In Week 16 against the Chicago Bears, Schobert recorded a sack on Mitchell Trubisky and also intercepted a pass thrown by Trubisky during the 41–17 loss. In the 2020 season, he finished with 2.5 sacks, 141 total tackles (84 solo), three interceptions, one pick-six, and four passes defended.

===Pittsburgh Steelers===
On August 14, 2021, Schobert was traded to the Pittsburgh Steelers for a 2022 sixth-round pick. He started 15 games that season and finished the year with 112 tackles, one interception, one forced fumble and six passes defended. On March 17, 2022, Schobert was released by the Steelers.

===Denver Broncos===
On August 15, 2022, Schobert signed a deal with the Denver Broncos.

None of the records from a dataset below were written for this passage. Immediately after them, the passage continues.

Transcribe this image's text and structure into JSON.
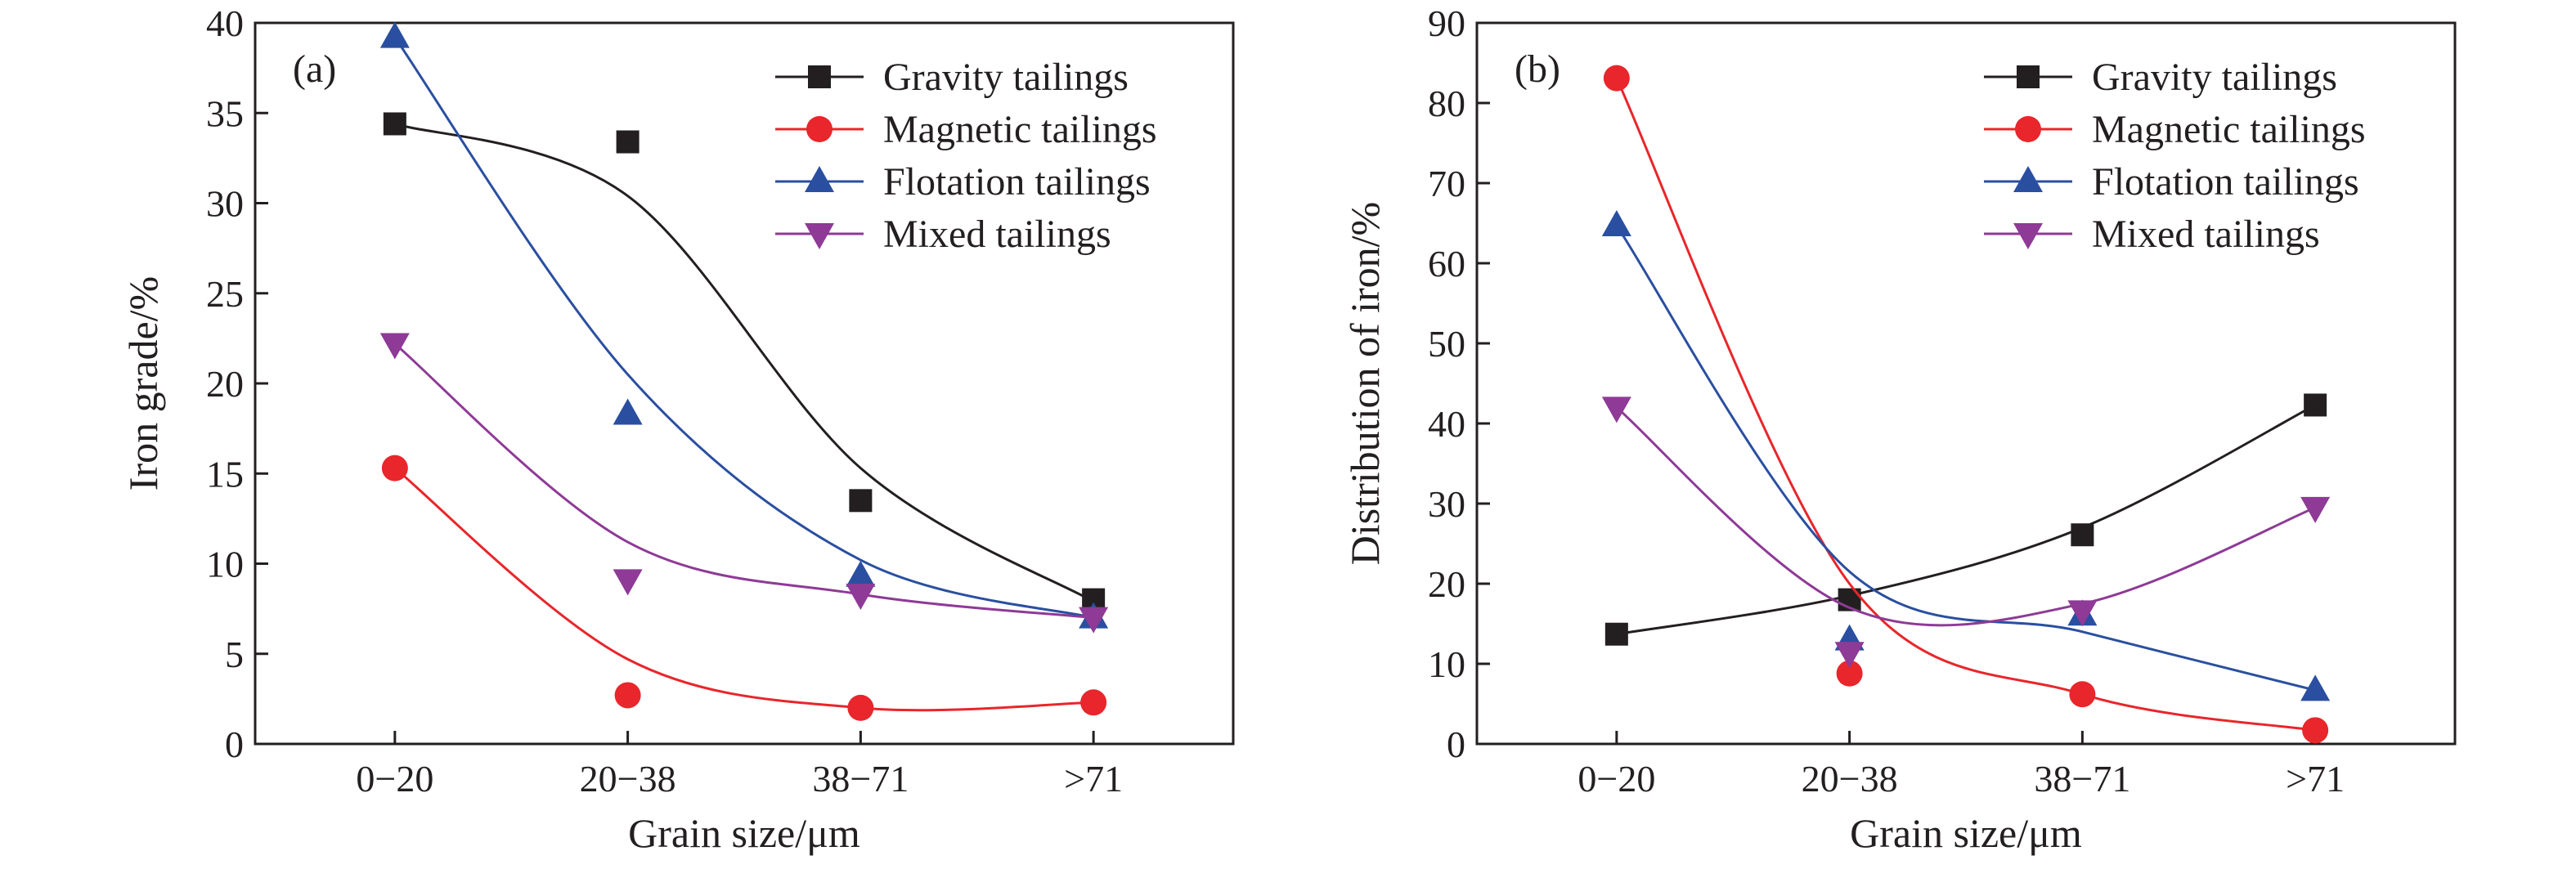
{
  "chart_data": [
    {
      "type": "scatter",
      "panel_label": "(a)",
      "xlabel": "Grain size/μm",
      "ylabel": "Iron grade/%",
      "categories": [
        "0−20",
        "20−38",
        "38−71",
        ">71"
      ],
      "ylim": [
        0,
        40
      ],
      "yticks": [
        "0",
        "5",
        "10",
        "15",
        "20",
        "25",
        "30",
        "35",
        "40"
      ],
      "legend_position": "top-right",
      "grid": false,
      "series": [
        {
          "name": "Gravity tailings",
          "color": "#231f20",
          "marker": "square",
          "values": [
            34.4,
            33.4,
            13.5,
            8.0
          ],
          "curve": [
            34.4,
            30.4,
            15.3,
            7.9
          ]
        },
        {
          "name": "Magnetic tailings",
          "color": "#e8262b",
          "marker": "circle",
          "values": [
            15.3,
            2.7,
            2.0,
            2.3
          ],
          "curve": [
            15.3,
            4.7,
            2.0,
            2.3
          ]
        },
        {
          "name": "Flotation tailings",
          "color": "#2a4fa0",
          "marker": "triangle-up",
          "values": [
            39.2,
            18.3,
            9.3,
            7.0
          ],
          "curve": [
            39.2,
            20.5,
            10.2,
            7.0
          ]
        },
        {
          "name": "Mixed tailings",
          "color": "#8e3a96",
          "marker": "triangle-down",
          "values": [
            22.2,
            9.1,
            8.3,
            7.0
          ],
          "curve": [
            22.2,
            11.2,
            8.3,
            7.0
          ]
        }
      ]
    },
    {
      "type": "scatter",
      "panel_label": "(b)",
      "xlabel": "Grain size/μm",
      "ylabel": "Distribution of iron/%",
      "categories": [
        "0−20",
        "20−38",
        "38−71",
        ">71"
      ],
      "ylim": [
        0,
        90
      ],
      "yticks": [
        "0",
        "10",
        "20",
        "30",
        "40",
        "50",
        "60",
        "70",
        "80",
        "90"
      ],
      "legend_position": "top-right",
      "grid": false,
      "series": [
        {
          "name": "Gravity tailings",
          "color": "#231f20",
          "marker": "square",
          "values": [
            13.7,
            18.0,
            26.1,
            42.3
          ],
          "curve": [
            13.7,
            18.5,
            27.0,
            42.3
          ]
        },
        {
          "name": "Magnetic tailings",
          "color": "#e8262b",
          "marker": "circle",
          "values": [
            83.1,
            8.8,
            6.2,
            1.7
          ],
          "curve": [
            83.1,
            20.0,
            6.2,
            1.7
          ]
        },
        {
          "name": "Flotation tailings",
          "color": "#2a4fa0",
          "marker": "triangle-up",
          "values": [
            64.7,
            13.0,
            16.1,
            6.7
          ],
          "curve": [
            64.7,
            21.5,
            14.0,
            6.7
          ]
        },
        {
          "name": "Mixed tailings",
          "color": "#8e3a96",
          "marker": "triangle-down",
          "values": [
            42.0,
            11.4,
            16.6,
            29.5
          ],
          "curve": [
            42.0,
            17.0,
            17.5,
            29.5
          ]
        }
      ]
    }
  ]
}
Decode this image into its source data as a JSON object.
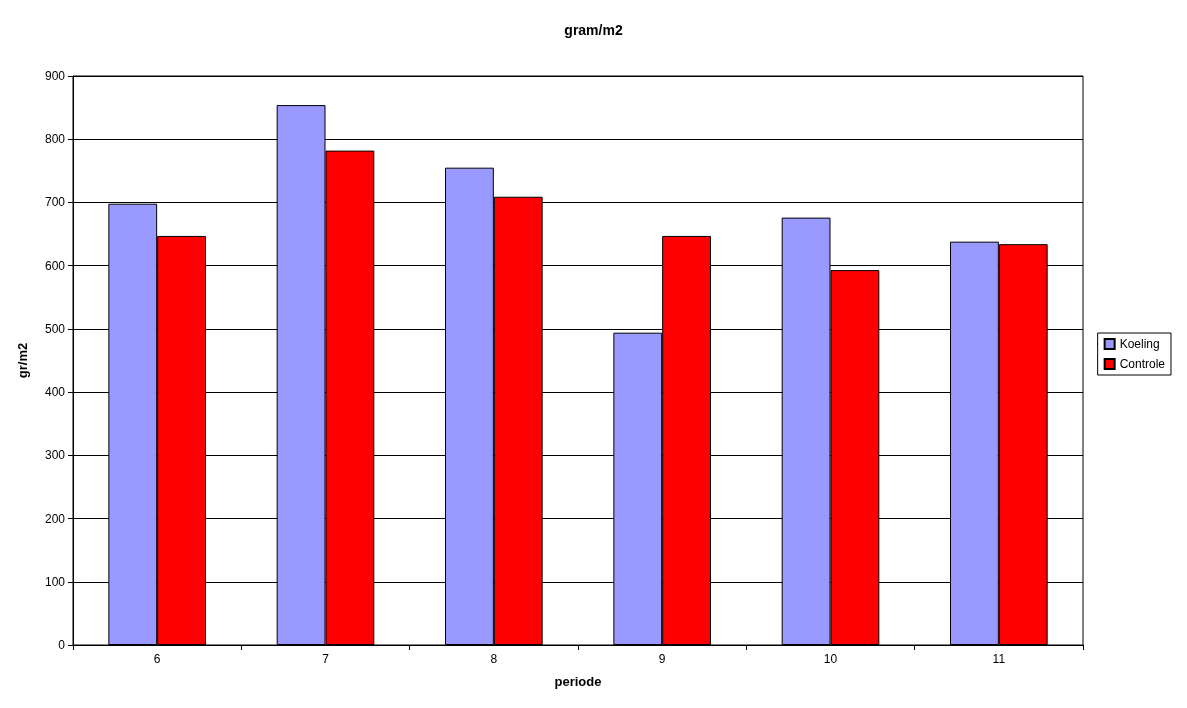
{
  "chart_data": {
    "type": "bar",
    "title": "gram/m2",
    "xlabel": "periode",
    "ylabel": "gr/m2",
    "categories": [
      "6",
      "7",
      "8",
      "9",
      "10",
      "11"
    ],
    "series": [
      {
        "name": "Koeling",
        "color": "#9999ff",
        "values": [
          698,
          854,
          755,
          494,
          676,
          638
        ]
      },
      {
        "name": "Controle",
        "color": "#ff0000",
        "values": [
          647,
          782,
          709,
          647,
          593,
          634
        ]
      }
    ],
    "ylim": [
      0,
      900
    ],
    "yticks": [
      0,
      100,
      200,
      300,
      400,
      500,
      600,
      700,
      800,
      900
    ],
    "grid": "y",
    "legend": "right"
  }
}
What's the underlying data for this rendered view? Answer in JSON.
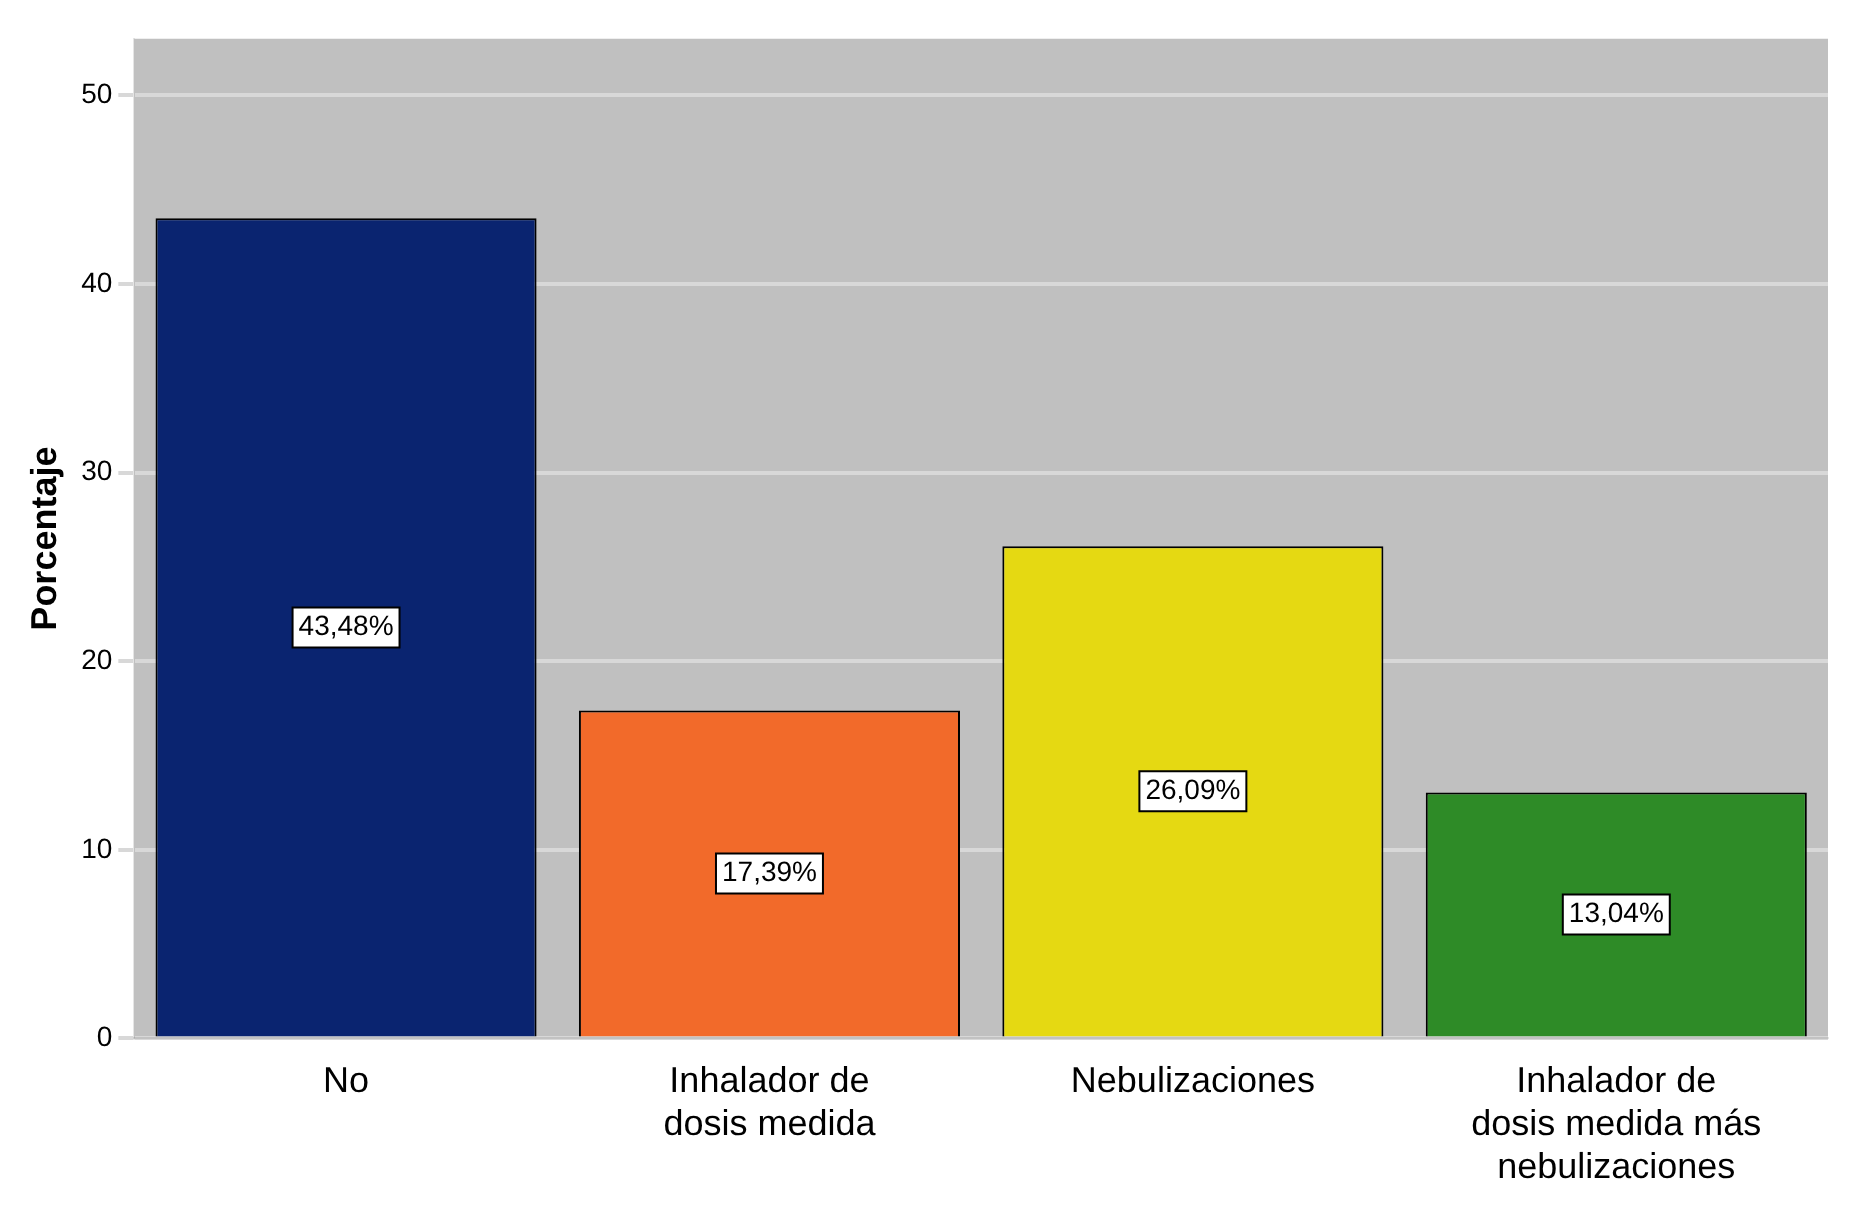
{
  "chart_data": {
    "type": "bar",
    "ylabel": "Porcentaje",
    "categories": [
      "No",
      "Inhalador de dosis medida",
      "Nebulizaciones",
      "Inhalador de dosis medida más nebulizaciones"
    ],
    "values": [
      43.48,
      17.39,
      26.09,
      13.04
    ],
    "colors": [
      "#0a2470",
      "#f26a2a",
      "#e5d912",
      "#2e8b27"
    ],
    "value_labels": [
      "43,48%",
      "17,39%",
      "26,09%",
      "13,04%"
    ],
    "ylim": [
      0,
      53
    ],
    "yticks": [
      0,
      10,
      20,
      30,
      40,
      50
    ],
    "grid": "y"
  }
}
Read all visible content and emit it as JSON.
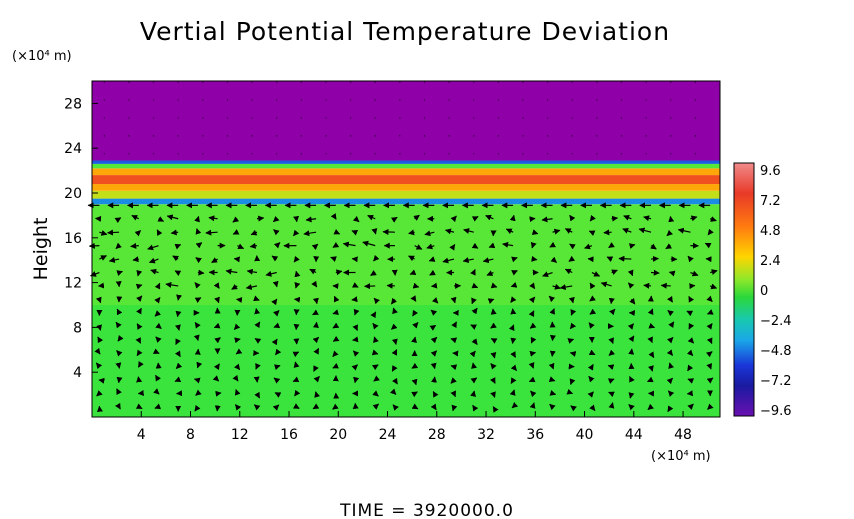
{
  "chart_data": {
    "type": "heatmap",
    "title": "Vertial Potential Temperature Deviation",
    "xlabel": "",
    "ylabel": "Height",
    "x_unit": "(×10⁴ m)",
    "y_unit": "(×10⁴ m)",
    "x_ticks": [
      "4",
      "8",
      "12",
      "16",
      "20",
      "24",
      "28",
      "32",
      "36",
      "40",
      "44",
      "48"
    ],
    "y_ticks": [
      "4",
      "8",
      "12",
      "16",
      "20",
      "24",
      "28"
    ],
    "xlim": [
      0,
      51
    ],
    "ylim": [
      0,
      30
    ],
    "grid": false,
    "colorbar": {
      "labels": [
        "9.6",
        "7.2",
        "4.8",
        "2.4",
        "0",
        "−2.4",
        "−4.8",
        "−7.2",
        "−9.6"
      ],
      "range": [
        -9.6,
        9.6
      ]
    },
    "bands": [
      {
        "y0": 0,
        "y1": 10,
        "value": 1.0
      },
      {
        "y0": 10,
        "y1": 19,
        "value": 1.6
      },
      {
        "y0": 19,
        "y1": 19.5,
        "value": -3.0
      },
      {
        "y0": 19.5,
        "y1": 20.2,
        "value": 3.5
      },
      {
        "y0": 20.2,
        "y1": 20.8,
        "value": 6.0
      },
      {
        "y0": 20.8,
        "y1": 21.6,
        "value": 8.0
      },
      {
        "y0": 21.6,
        "y1": 22.2,
        "value": 6.0
      },
      {
        "y0": 22.2,
        "y1": 22.6,
        "value": 1.5
      },
      {
        "y0": 22.6,
        "y1": 22.9,
        "value": -4.0
      },
      {
        "y0": 22.9,
        "y1": 30,
        "value": -9.6
      }
    ],
    "colors": {
      "upper_region": "#9000a8",
      "lower_region": "#3ee63e",
      "mid_region": "#66e839",
      "hot": "#e83a28",
      "cold": "#1a36d8"
    }
  },
  "time_label": "TIME  =  3920000.0"
}
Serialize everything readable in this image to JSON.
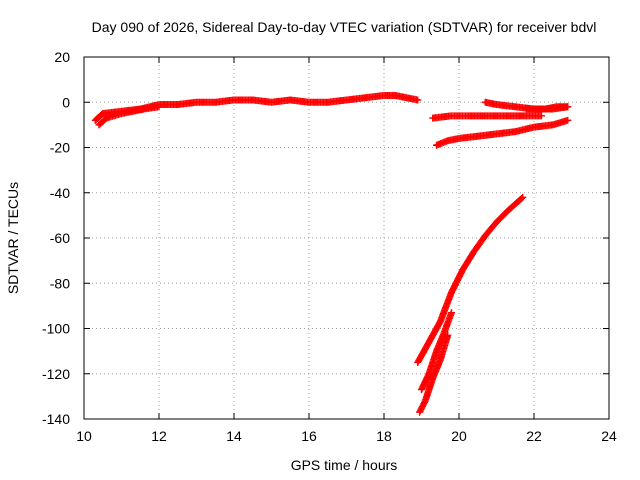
{
  "chart_data": {
    "type": "scatter",
    "title": "Day 090 of 2026, Sidereal Day-to-day VTEC variation (SDTVAR) for receiver bdvl",
    "xlabel": "GPS time / hours",
    "ylabel": "SDTVAR / TECUs",
    "xlim": [
      10,
      24
    ],
    "ylim": [
      -140,
      20
    ],
    "xticks": [
      10,
      12,
      14,
      16,
      18,
      20,
      22,
      24
    ],
    "yticks": [
      -140,
      -120,
      -100,
      -80,
      -60,
      -40,
      -20,
      0,
      20
    ],
    "grid": true,
    "legend": "none",
    "marker_color": "#ff0000",
    "series": [
      {
        "x": [
          10.3,
          10.5,
          11.0,
          11.5,
          12.0,
          12.5,
          13.0,
          13.5,
          14.0,
          14.5,
          15.0,
          15.5,
          16.0,
          16.5,
          17.0,
          17.5,
          18.0,
          18.3,
          18.6,
          18.9
        ],
        "y": [
          -8,
          -5,
          -4,
          -3,
          -1,
          -1,
          0,
          0,
          1,
          1,
          0,
          1,
          0,
          0,
          1,
          2,
          3,
          3,
          2,
          1
        ]
      },
      {
        "x": [
          10.4,
          10.6,
          10.8,
          11.0,
          11.3,
          11.6,
          12.0
        ],
        "y": [
          -10,
          -7,
          -6,
          -5,
          -4,
          -3,
          -2
        ]
      },
      {
        "x": [
          19.3,
          19.8,
          20.3,
          20.8,
          21.3,
          21.8,
          22.2
        ],
        "y": [
          -7,
          -6,
          -6,
          -6,
          -6,
          -6,
          -6
        ]
      },
      {
        "x": [
          20.7,
          21.0,
          21.5,
          22.0,
          22.5,
          22.9
        ],
        "y": [
          0,
          -1,
          -2,
          -3,
          -3,
          -2
        ]
      },
      {
        "x": [
          21.8,
          22.0,
          22.3,
          22.6,
          22.9
        ],
        "y": [
          -3,
          -3,
          -3,
          -2,
          -2
        ]
      },
      {
        "x": [
          19.4,
          19.7,
          20.0,
          20.5,
          21.0,
          21.5,
          22.0,
          22.5,
          22.9
        ],
        "y": [
          -19,
          -17,
          -16,
          -15,
          -14,
          -13,
          -11,
          -10,
          -8
        ]
      },
      {
        "x": [
          18.9,
          19.2,
          19.5,
          19.8,
          20.1,
          20.4,
          20.7,
          21.0,
          21.3,
          21.7
        ],
        "y": [
          -115,
          -106,
          -97,
          -84,
          -74,
          -66,
          -59,
          -53,
          -48,
          -42
        ]
      },
      {
        "x": [
          19.0,
          19.2,
          19.4,
          19.6,
          19.8
        ],
        "y": [
          -127,
          -120,
          -110,
          -102,
          -93
        ]
      },
      {
        "x": [
          18.95,
          19.1,
          19.3,
          19.5,
          19.7
        ],
        "y": [
          -137,
          -132,
          -122,
          -114,
          -103
        ]
      }
    ]
  }
}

On August 23, Schobert was released by the Broncos.

===Tennessee Titans===
On September 27, 2022, Schobert was signed to the practice squad of the Tennessee Titans. He was re–signed to the active roster on November 15. Schobert finished the season with the Titans (starting one game), recording 16 tackles and forcing one fumble. He was released by Tennessee on December 12.

==Personal life==
Schobert was raised in Waukesha, Wisconsin. He got engaged to his long-time girlfriend in March 2017 in front of the Eiffel Tower, and the couple married in July 2018. They now have two sons and co-own a dance studio in Castle Rock, Colorado called Schotime Dance Center.